C. Le spese del giudizio di legittimità seguono la soccombenza e vengono liquidate come da dispositivo in favore di ciascuno dei controricorrenti.

D. Ai sensi del D.P.R. n. 115 del 2002, art. 13, comma 1-quater si deve dare atto della sussistenza dei presupposti per il versamento, da parte del ricorrente, dell’ulteriore importo a titolo di contributo unificato pari a quello dovuto per il ricorso a norma del comma 1-bis del citato art. 13.

PQM

La Corte dichiara inammissibile il ricorso.

Condanna il ricorrente al pagamento delle spese del giudizio di legittimità in favore dei controricorrenti, che liquida: per il Comune di Albenga, in Euro 5.000,00 per compensi, oltre alle spese forfetarie nella misura del 15 per cento, agli esborsi liquidati in Euro 200,00 ed agli accessori di legge; per l’Ilce s.p.a., in Euro 3.900,00 per compensi, oltre alle spese forfetarie nella misura del 15 per cento, agli esborsi liquidati in Euro 200,00 ed agli accessori di legge.
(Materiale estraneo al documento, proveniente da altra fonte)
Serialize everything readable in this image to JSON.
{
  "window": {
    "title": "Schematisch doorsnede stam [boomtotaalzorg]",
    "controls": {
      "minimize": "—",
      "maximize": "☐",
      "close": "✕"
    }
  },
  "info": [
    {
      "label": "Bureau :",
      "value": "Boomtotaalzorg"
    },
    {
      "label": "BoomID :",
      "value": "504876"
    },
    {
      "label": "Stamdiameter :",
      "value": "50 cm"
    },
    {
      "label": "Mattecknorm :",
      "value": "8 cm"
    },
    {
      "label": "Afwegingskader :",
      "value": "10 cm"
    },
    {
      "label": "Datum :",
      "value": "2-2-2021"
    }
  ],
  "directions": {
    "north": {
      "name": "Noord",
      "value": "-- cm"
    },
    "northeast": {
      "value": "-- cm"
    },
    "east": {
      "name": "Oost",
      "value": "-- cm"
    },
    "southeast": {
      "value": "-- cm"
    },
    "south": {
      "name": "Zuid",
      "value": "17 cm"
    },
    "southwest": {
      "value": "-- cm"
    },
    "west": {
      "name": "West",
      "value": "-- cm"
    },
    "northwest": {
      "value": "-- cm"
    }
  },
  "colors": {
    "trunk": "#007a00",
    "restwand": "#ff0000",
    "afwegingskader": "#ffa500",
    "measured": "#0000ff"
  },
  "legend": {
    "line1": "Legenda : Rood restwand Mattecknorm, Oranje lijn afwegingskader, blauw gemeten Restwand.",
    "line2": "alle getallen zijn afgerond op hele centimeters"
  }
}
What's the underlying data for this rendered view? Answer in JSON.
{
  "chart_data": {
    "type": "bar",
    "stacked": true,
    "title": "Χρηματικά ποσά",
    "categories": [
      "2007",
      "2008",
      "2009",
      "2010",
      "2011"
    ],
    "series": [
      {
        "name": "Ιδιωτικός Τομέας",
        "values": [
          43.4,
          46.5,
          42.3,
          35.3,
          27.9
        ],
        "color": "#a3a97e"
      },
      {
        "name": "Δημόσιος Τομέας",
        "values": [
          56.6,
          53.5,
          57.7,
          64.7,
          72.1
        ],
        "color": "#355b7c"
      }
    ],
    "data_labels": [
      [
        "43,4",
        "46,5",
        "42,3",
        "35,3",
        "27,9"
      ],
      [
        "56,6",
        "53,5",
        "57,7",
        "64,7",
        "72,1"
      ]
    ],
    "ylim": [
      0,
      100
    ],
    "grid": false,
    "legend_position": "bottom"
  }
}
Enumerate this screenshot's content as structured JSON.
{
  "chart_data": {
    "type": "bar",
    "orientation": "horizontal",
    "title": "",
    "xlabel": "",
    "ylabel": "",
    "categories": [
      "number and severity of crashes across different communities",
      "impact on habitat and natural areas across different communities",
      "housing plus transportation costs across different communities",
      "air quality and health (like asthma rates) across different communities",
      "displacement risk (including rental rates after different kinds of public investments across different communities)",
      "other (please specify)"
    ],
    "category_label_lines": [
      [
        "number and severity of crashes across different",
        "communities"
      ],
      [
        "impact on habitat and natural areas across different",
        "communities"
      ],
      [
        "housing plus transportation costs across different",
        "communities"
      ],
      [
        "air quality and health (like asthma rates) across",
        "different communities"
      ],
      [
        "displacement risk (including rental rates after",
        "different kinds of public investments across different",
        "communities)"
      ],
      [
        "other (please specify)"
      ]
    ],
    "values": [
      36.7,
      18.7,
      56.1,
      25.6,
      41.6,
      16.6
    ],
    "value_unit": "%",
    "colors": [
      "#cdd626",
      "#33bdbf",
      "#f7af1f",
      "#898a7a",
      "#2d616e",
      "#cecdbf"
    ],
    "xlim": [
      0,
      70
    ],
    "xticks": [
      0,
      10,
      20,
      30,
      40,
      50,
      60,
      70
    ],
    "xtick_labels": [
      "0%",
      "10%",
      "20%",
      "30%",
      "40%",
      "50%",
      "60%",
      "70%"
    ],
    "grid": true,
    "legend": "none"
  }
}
Ai sensi del D.P.R. n. 115 del 2002, art. 13, comma 1-quater inserito dalla L. n. 228 del 2012, art. 1, comma 17, dà atto della sussistenza dei presupposti per il versamento, da parte del ricorrente, dell’ulteriore importo a titolo di contributo unificato pari a quello dovuto per il ricorso a norma dello stesso art. 13, comma 1-bis.

Così deciso in Roma, nella Camera di consiglio della Terza Sezione Civile, il 12 settembre 2017.